24 Oct 2025
NetSec
Email Security
- Every email is sent over the internet using SMTP across various MTAs and MSAs and MDAs.
- Boundary MTA uses MX records in DNS for the recipient's domain.
- IMAP and POP are protocols used to retrieve mail from the MDAs.
- Email is hella insecure.
- Email can be end to end secure using S/MIME and PGP schemes.
- There are other schemes that secure intermediate steps.
X.509 Certificates
- Essentially, they're just public keys of the users encrypted with the private key of the certificate issuing authority.
S/MIME
- Parties need to know each others' RSA public keys.
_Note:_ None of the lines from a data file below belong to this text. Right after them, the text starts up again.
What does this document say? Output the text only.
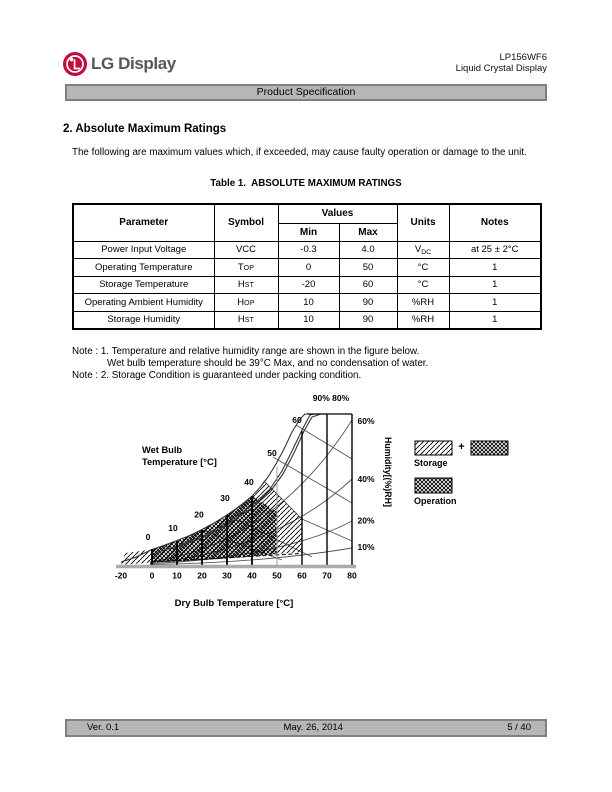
LG Display	LP156WF6
Liquid Crystal Display
Product Specification
2. Absolute Maximum Ratings
The following are maximum values which, if exceeded, may cause faulty operation or damage to the unit.
Table 1.  ABSOLUTE MAXIMUM RATINGS
Parameter	Symbol	Values		Units	Notes
		Min	Max		
Power Input Voltage	VCC	-0.3	4.0	VDC	at 25 ± 2°C
Operating Temperature	TOP	0	50	°C	1
Storage Temperature	HST	-20	60	°C	1
Operating Ambient Humidity	HOP	10	90	%RH	1
Storage Humidity	HST	10	90	%RH	1
Note : 1. Temperature and relative humidity range are shown in the figure below.
Wet bulb temperature should be 39°C Max, and no condensation of water.
Note : 2. Storage Condition is guaranteed under packing condition.
-20	0 10 20 30 40 50 60 70 80
0
10
20
30
40
50
60	60%
40%
20%
10%
90% 80%
Wet Bulb
Temperature [°C]	Humidity[(%)RH]
Dry Bulb Temperature [°C]
+
Storage
Operation
Ver. 0.1	May. 26, 2014	5 / 40
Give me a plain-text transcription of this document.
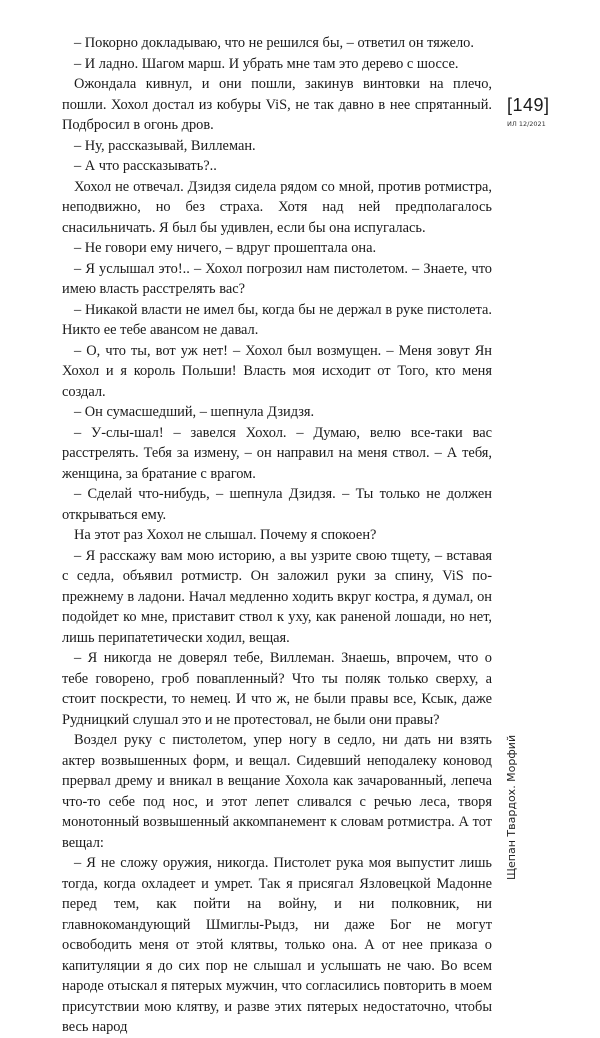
– Покорно докладываю, что не решился бы, – ответил он тяжело.

– И ладно. Шагом марш. И убрать мне там это дерево с шоссе.

Ожондала кивнул, и они пошли, закинув винтовки на плечо, пошли. Хохол достал из кобуры ViS, не так давно в нее спрятанный. Подбросил в огонь дров.

– Ну, рассказывай, Виллеман.

– А что рассказывать?..

Хохол не отвечал. Дзидзя сидела рядом со мной, против ротмистра, неподвижно, но без страха. Хотя над ней предполагалось снасильничать. Я был бы удивлен, если бы она испугалась.

– Не говори ему ничего, – вдруг прошептала она.

– Я услышал это!.. – Хохол погрозил нам пистолетом. – Знаете, что имею власть расстрелять вас?

– Никакой власти не имел бы, когда бы не держал в руке пистолета. Никто ее тебе авансом не давал.

– О, что ты, вот уж нет! – Хохол был возмущен. – Меня зовут Ян Хохол и я король Польши! Власть моя исходит от Того, кто меня создал.

– Он сумасшедший, – шепнула Дзидзя.

– У-слы-шал! – завелся Хохол. – Думаю, велю все-таки вас расстрелять. Тебя за измену, – он направил на меня ствол. – А тебя, женщина, за братание с врагом.

– Сделай что-нибудь, – шепнула Дзидзя. – Ты только не должен открываться ему.

На этот раз Хохол не слышал. Почему я спокоен?

– Я расскажу вам мою историю, а вы узрите свою тщету, – вставая с седла, объявил ротмистр. Он заложил руки за спину, ViS по-прежнему в ладони. Начал медленно ходить вкруг костра, я думал, он подойдет ко мне, приставит ствол к уху, как раненой лошади, но нет, лишь перипатетически ходил, вещая.

– Я никогда не доверял тебе, Виллеман. Знаешь, впрочем, что о тебе говорено, гроб повапленный? Что ты поляк только сверху, а стоит поскрести, то немец. И что ж, не были правы все, Ксык, даже Рудницкий слушал это и не протестовал, не были они правы?

Воздел руку с пистолетом, упер ногу в седло, ни дать ни взять актер возвышенных форм, и вещал. Сидевший неподалеку коновод прервал дрему и вникал в вещание Хохола как зачарованный, лепеча что-то себе под нос, и этот лепет сливался с речью леса, творя монотонный возвышенный аккомпанемент к словам ротмистра. А тот вещал:

– Я не сложу оружия, никогда. Пистолет рука моя выпустит лишь тогда, когда охладеет и умрет. Так я присягал Язловецкой Мадонне перед тем, как пойти на войну, и ни полковник, ни главнокомандующий Шмиглы-Рыдз, ни даже Бог не могут освободить меня от этой клятвы, только она. А от нее приказа о капитуляции я до сих пор не слышал и услышать не чаю. Во всем народе отыскал я пятерых мужчин, что согласились повторить в моем присутствии мою клятву, и разве этих пятерых недостаточно, чтобы весь народ

[149]
ИЛ 12/2021
Щепан Твардох. Морфий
- These are obtained from the respective X.509 Certificates from CA.
- Confidentiality: ERSA[PUR, KS] || EAES[KS, M]
- Auth: M || ERSA[PRS, SHA256(M)]
- Both: ERSA[PUR, KS] || EAES[KS, M || ERSA[PRS, SHA256(M)]]
PGP
- Doesn't depend on CA because public keys are posted on TLS-protected websites.
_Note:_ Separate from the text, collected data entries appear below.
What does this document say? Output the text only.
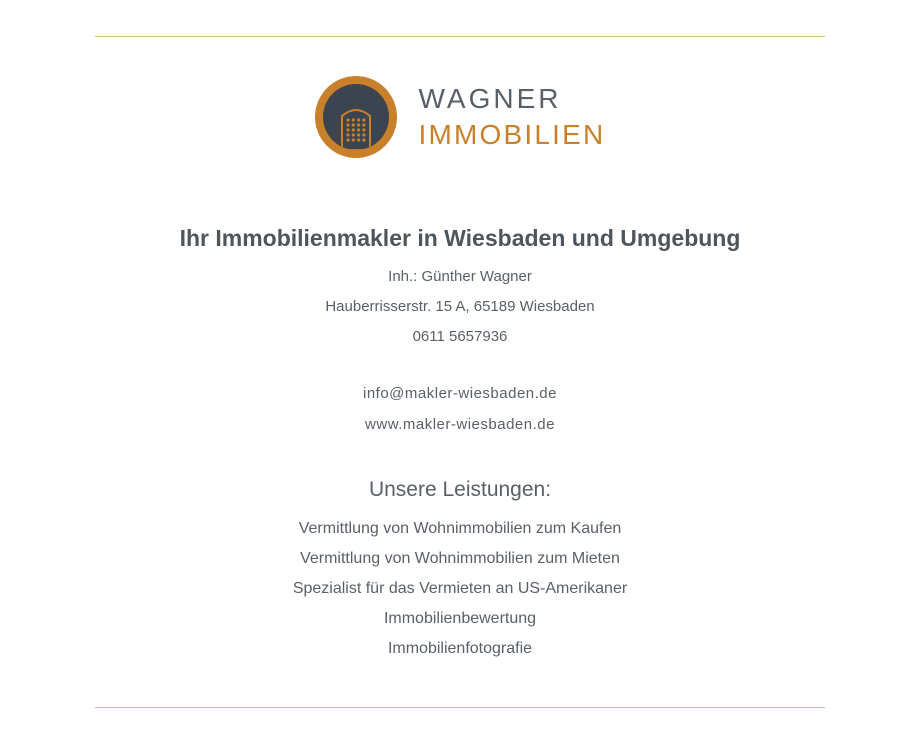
WAGNER
IMMOBILIEN
Ihr Immobilienmakler in Wiesbaden und Umgebung
Inh.: Günther Wagner
Hauberrisserstr. 15 A, 65189 Wiesbaden
0611 5657936
info@makler-wiesbaden.de
www.makler-wiesbaden.de
Unsere Leistungen:
Vermittlung von Wohnimmobilien zum Kaufen
Vermittlung von Wohnimmobilien zum Mieten
Spezialist für das Vermieten an US-Amerikaner
Immobilienbewertung
Immobilienfotografie
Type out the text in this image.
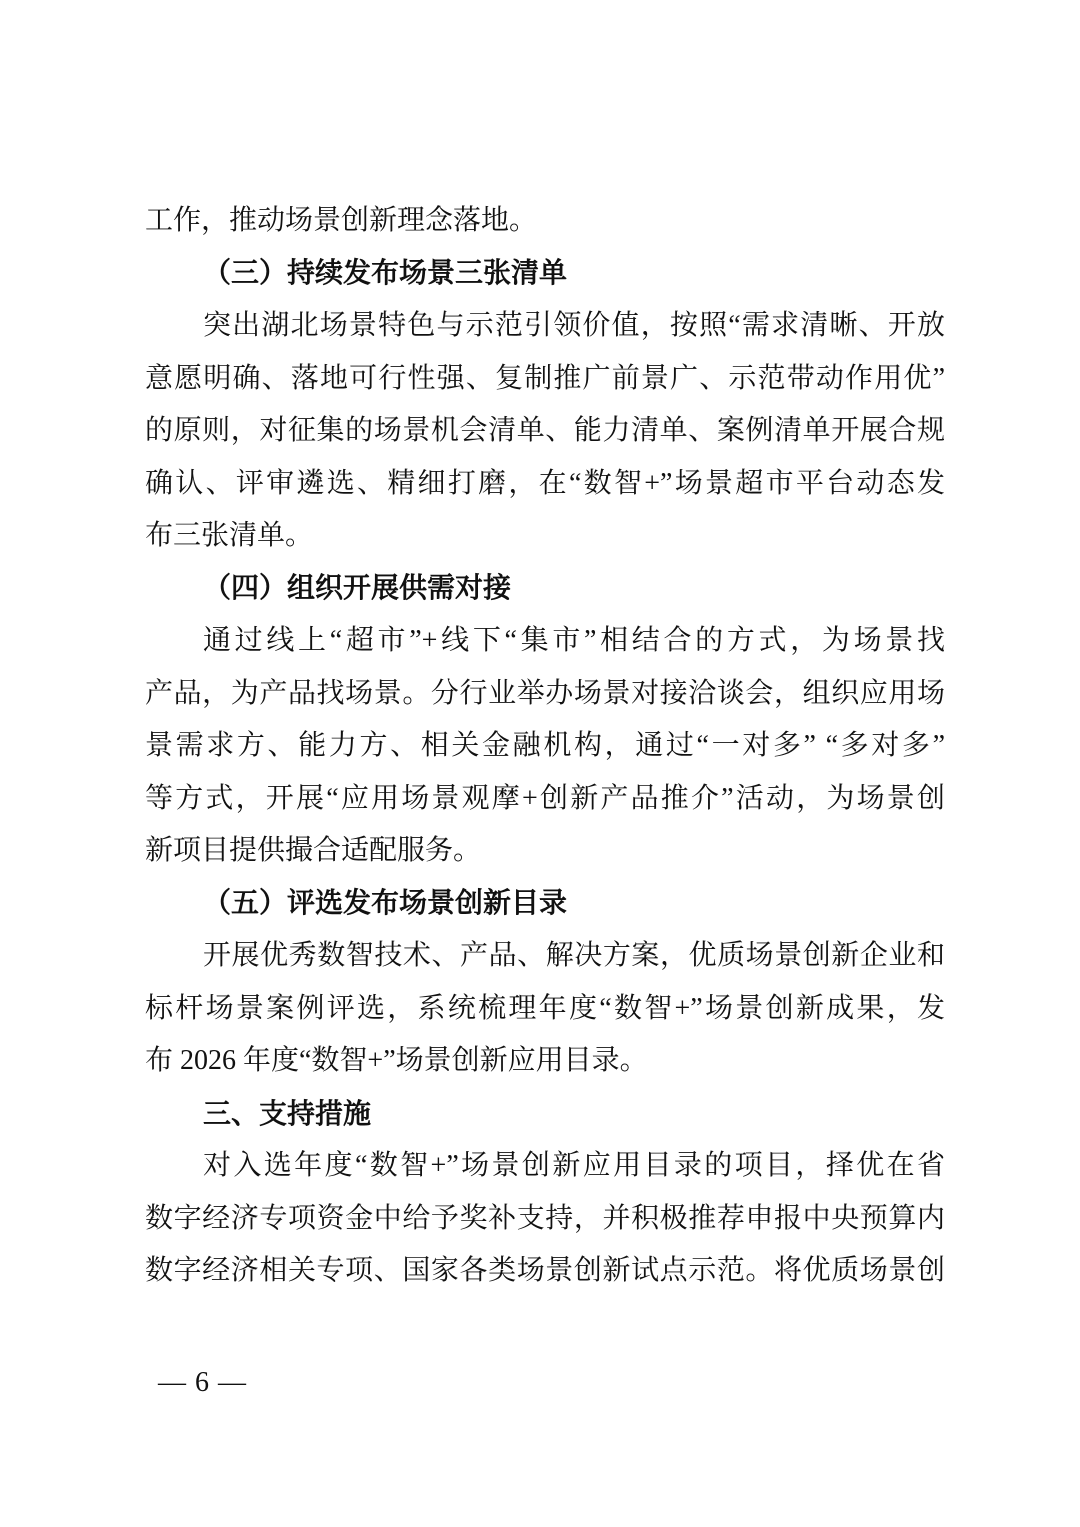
工作，推动场景创新理念落地。
（三）持续发布场景三张清单
突出湖北场景特色与示范引领价值，按照“需求清晰、开放
意愿明确、落地可行性强、复制推广前景广、示范带动作用优”
的原则，对征集的场景机会清单、能力清单、案例清单开展合规
确认、评审遴选、精细打磨，在“数智+”场景超市平台动态发
布三张清单。
（四）组织开展供需对接
通过线上“超市”+线下“集市”相结合的方式，为场景找
产品，为产品找场景。分行业举办场景对接洽谈会，组织应用场
景需求方、能力方、相关金融机构，通过“一对多” “多对多”
等方式，开展“应用场景观摩+创新产品推介”活动，为场景创
新项目提供撮合适配服务。
（五）评选发布场景创新目录
开展优秀数智技术、产品、解决方案，优质场景创新企业和
标杆场景案例评选，系统梳理年度“数智+”场景创新成果，发
布 2026 年度“数智+”场景创新应用目录。
三、支持措施
对入选年度“数智+”场景创新应用目录的项目，择优在省
数字经济专项资金中给予奖补支持，并积极推荐申报中央预算内
数字经济相关专项、国家各类场景创新试点示范。将优质场景创
— 6 —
- Works on pretty much the same principles.
STARTTLS
- This is done at the MTA level.
- Send mail over SMTP (negotiate SMTP between servers first).
- MITM is possible.
DANE
- Domain owner creates and publishes a TLSA RR that identifies the certificate and its public key.
- This makes an authoritative binding between the domain name and the cert.
SPF
- Sender framework protocol is used to identify all the IPs that are allowed to use their names to send emails.
- They are published as DNS-SPF records.